Additionally, even assuming an optimal risk prediction score can be identified, further
work is needed to clarify how scores should be used prospectively in clinical practice.
Clinical risk scores must take into account the balance between simplicity and practicality
versus accurate prediction, especially in a high-capacity clinical environment. While
clinical risk scores are necessarily reductionist and cannot feasibly consider all
patient parameters, our results here show moderate predictive ability of risk scores
that can be calculated relatively easily from patient history and demographics. Future
research might explore this trade-off between ease of implementation and increasing
the predictive value of clinical risk scores with more difficult-to-obtain parameters
such as biomarkers.
Conclusion
Overall, we found that CHADS2, CHA2DS2-VASc and ABC stroke scores have the best prediction for stroke events in patients
with AF among the risk scores we reviewed, whereas HAS-BLED provides the best prediction
for bleeding risk. Imaging tools require further evidence in regard to their appropriate
use in clinical decision-making. Additionally, simple clinical decision tools are
needed that incorporate both stroke risk and bleeding risk to assist providers treating
patients with AF. Additional work will be required to develop risk tools for patients
to discriminate those individuals with AF where the bleeding risk may be high enough
to warrant more intensive follow-up and monitoring. These tools could be embedded
into electronic medical record systems for point-of-care decision-making, developed
into applications for smartphones and tablets or be delivered via web-based interfaces.

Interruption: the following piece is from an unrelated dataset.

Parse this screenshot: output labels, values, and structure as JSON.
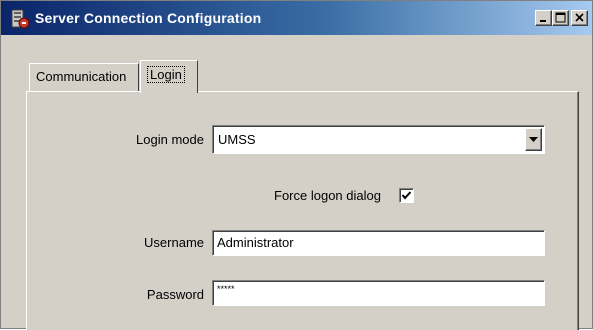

Additional evidence of the use of these stroke and bleeding risk scores (and clinical
decision tools which balance these risks) among patients on therapy is also required.
What is known about this topic?
What does this paper adds?
-
CHADS2, CHA2DS2-VASc, and ABC risk scores have the best evidence to support prediction of stroke
events.
-
HAS-BLED has the best evidence to support prediction of bleeding risk.
-
Imaging tools for stroke prediction require further evidence.